HISTOIRE ET DEMARCHE PERSONNELLE
Ce qui reste constamment en fond dans mon travail c’est l’écart prit sur le réel. La vitalité se loge dans cette tentative toujours renouvelée de saisir ce qui ne peut se dire. En cela l’usage que j’ai toujours fais de la peinture est autobiographique. Je la personnalise. Elle me concerne, me structure, me rassure autant qu’elle me malmène.
Des personnages, des bouts de soi plus ou moins figuratifs, des paysages imaginaires.
Si longtemps j’ai attendu que la matière se révèle sous mes mains, sans savoir à l’avance ce que ça donnerait ; depuis plusieurs années je mets des bords à la création. Un thème, une idée, traverse dès le départ et laisse des impressions. Avide des formations de l’inconscient, de ce qui râte, ce qui échappe, j’ai toujours tenté d’en traduire quelque chose dans mes touches et mes traits.
C’est pour ce moment où le corps reprend ses droits et où la forme apparaît d’elle-même, un instant, fugace, où ça se fait tout seul.
Mon langage artistique a longtemps était concentré sur la peinture, la matière vivante. Aujourd’hui la peinture ne m’a pas quitté mais se croise avec le dessin. Il s’agit d’une création en atelier uniquement, un espace bouclé, réduit qui n’en appelle qu’à ma solitude.
Mes premières années de création s’affirmaient tout en explosion pulsionnelle, la touche était généreuse, spontanée, en réalité de corps : la souplesse de l’acrylique à même la main et pastel gras. Un travail avec l’accident, l’apparition de formes, le hasard des lignes. Puis la seconde période pour moi était un rappel à la technique avec pastel sèches, fusain, acrylique et encre, au pinceau et ponctuellement aux mains. Mon travail a évolué vers plus de figurations. Les touches sont mesurées, toujours récit auto-biographique.

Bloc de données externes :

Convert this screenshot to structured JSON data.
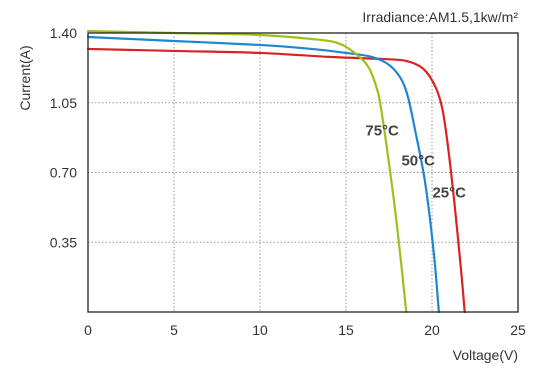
{
  "chart_data": {
    "type": "line",
    "annotation": "Irradiance:AM1.5,1kw/m²",
    "xlabel": "Voltage(V)",
    "ylabel": "Current(A)",
    "xlim": [
      0,
      25
    ],
    "ylim": [
      0,
      1.4
    ],
    "x_ticks": [
      0,
      5,
      10,
      15,
      20,
      25
    ],
    "y_ticks": [
      0.35,
      0.7,
      1.05,
      1.4
    ],
    "x_tick_labels": [
      "0",
      "5",
      "10",
      "15",
      "20",
      "25"
    ],
    "y_tick_labels": [
      "0.35",
      "0.70",
      "1.05",
      "1.40"
    ],
    "grid": true,
    "series": [
      {
        "name": "25°C",
        "color": "#d92323",
        "points": [
          [
            0,
            1.32
          ],
          [
            5,
            1.31
          ],
          [
            10,
            1.3
          ],
          [
            14,
            1.28
          ],
          [
            17,
            1.27
          ],
          [
            18.5,
            1.26
          ],
          [
            19.5,
            1.22
          ],
          [
            20.2,
            1.13
          ],
          [
            20.6,
            1.02
          ],
          [
            20.9,
            0.85
          ],
          [
            21.3,
            0.55
          ],
          [
            21.7,
            0.2
          ],
          [
            21.9,
            0.0
          ]
        ]
      },
      {
        "name": "50°C",
        "color": "#1f86d0",
        "points": [
          [
            0,
            1.38
          ],
          [
            5,
            1.36
          ],
          [
            10,
            1.34
          ],
          [
            13,
            1.32
          ],
          [
            15,
            1.3
          ],
          [
            16.5,
            1.28
          ],
          [
            17.5,
            1.24
          ],
          [
            18.2,
            1.17
          ],
          [
            18.6,
            1.08
          ],
          [
            19,
            0.92
          ],
          [
            19.6,
            0.65
          ],
          [
            20.1,
            0.3
          ],
          [
            20.4,
            0.0
          ]
        ]
      },
      {
        "name": "75°C",
        "color": "#9cc11a",
        "points": [
          [
            0,
            1.41
          ],
          [
            5,
            1.4
          ],
          [
            10,
            1.39
          ],
          [
            13,
            1.37
          ],
          [
            14.5,
            1.35
          ],
          [
            15.5,
            1.3
          ],
          [
            16.3,
            1.23
          ],
          [
            16.8,
            1.12
          ],
          [
            17.0,
            1.04
          ],
          [
            17.3,
            0.87
          ],
          [
            17.8,
            0.55
          ],
          [
            18.2,
            0.25
          ],
          [
            18.5,
            0.0
          ]
        ]
      }
    ],
    "series_labels_at": [
      [
        21.0,
        0.6
      ],
      [
        19.2,
        0.76
      ],
      [
        17.1,
        0.91
      ]
    ]
  }
}
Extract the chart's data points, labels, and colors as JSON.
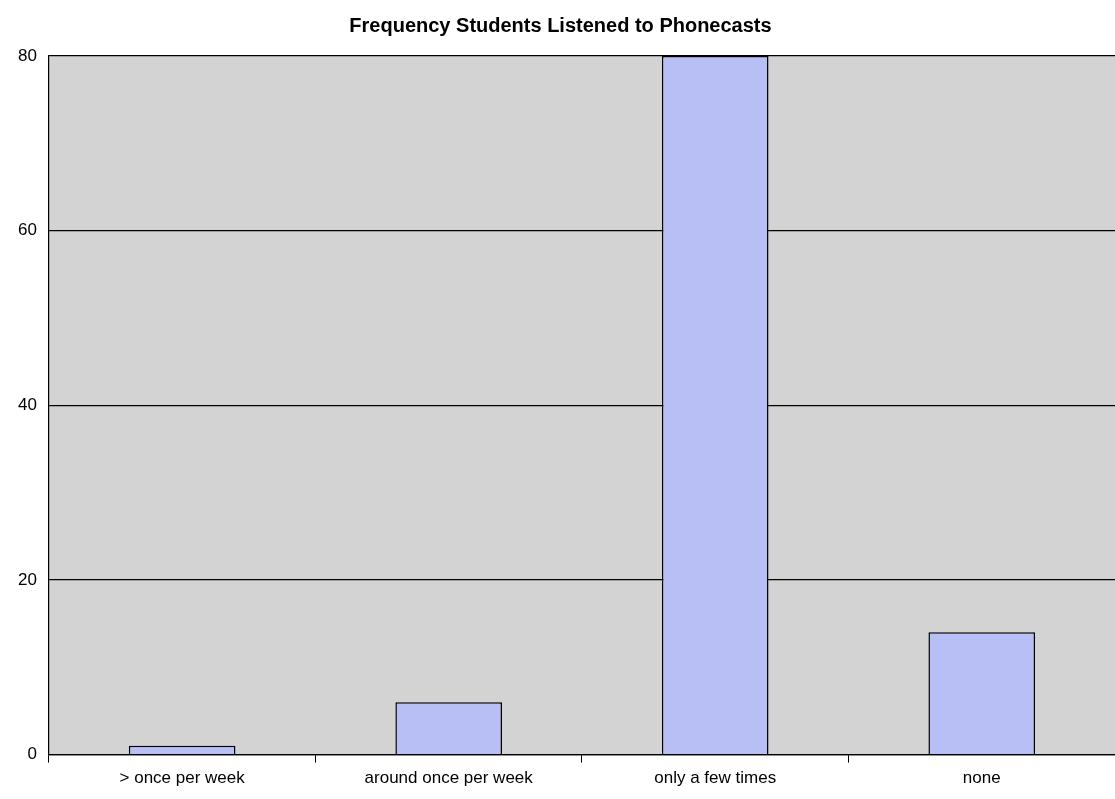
{
  "chart_data": {
    "type": "bar",
    "title": "Frequency Students Listened to Phonecasts",
    "categories": [
      "> once per week",
      "around once per week",
      "only a few times",
      "none"
    ],
    "values": [
      1,
      6,
      80,
      14
    ],
    "color": "#b8bff5",
    "ylim": [
      0,
      80
    ],
    "yticks": [
      0,
      20,
      40,
      60,
      80
    ],
    "grid": "y",
    "legend": false
  }
}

Les créations sont autant d’histoires et de témoignages d’instants. Une intimité qui fait sublimation et qui allège. Si ma pratique de psychanalyste et psychologue s’irrigue probablement de ce mouvement, elle ne voit qu’en fragments. La parole a ses limites et l’expression artistique la devance toujours comme Jacques Lacan le soutenait. Cette expression fut la première à naître chez moi, l’origine du pas de côté sur le vécu. C’est ici que quelque chose d’identitaire et de singulier s’est forgé. Des personnages, des bouts de soi plus ou moins figuratifs, des paysages imaginaires.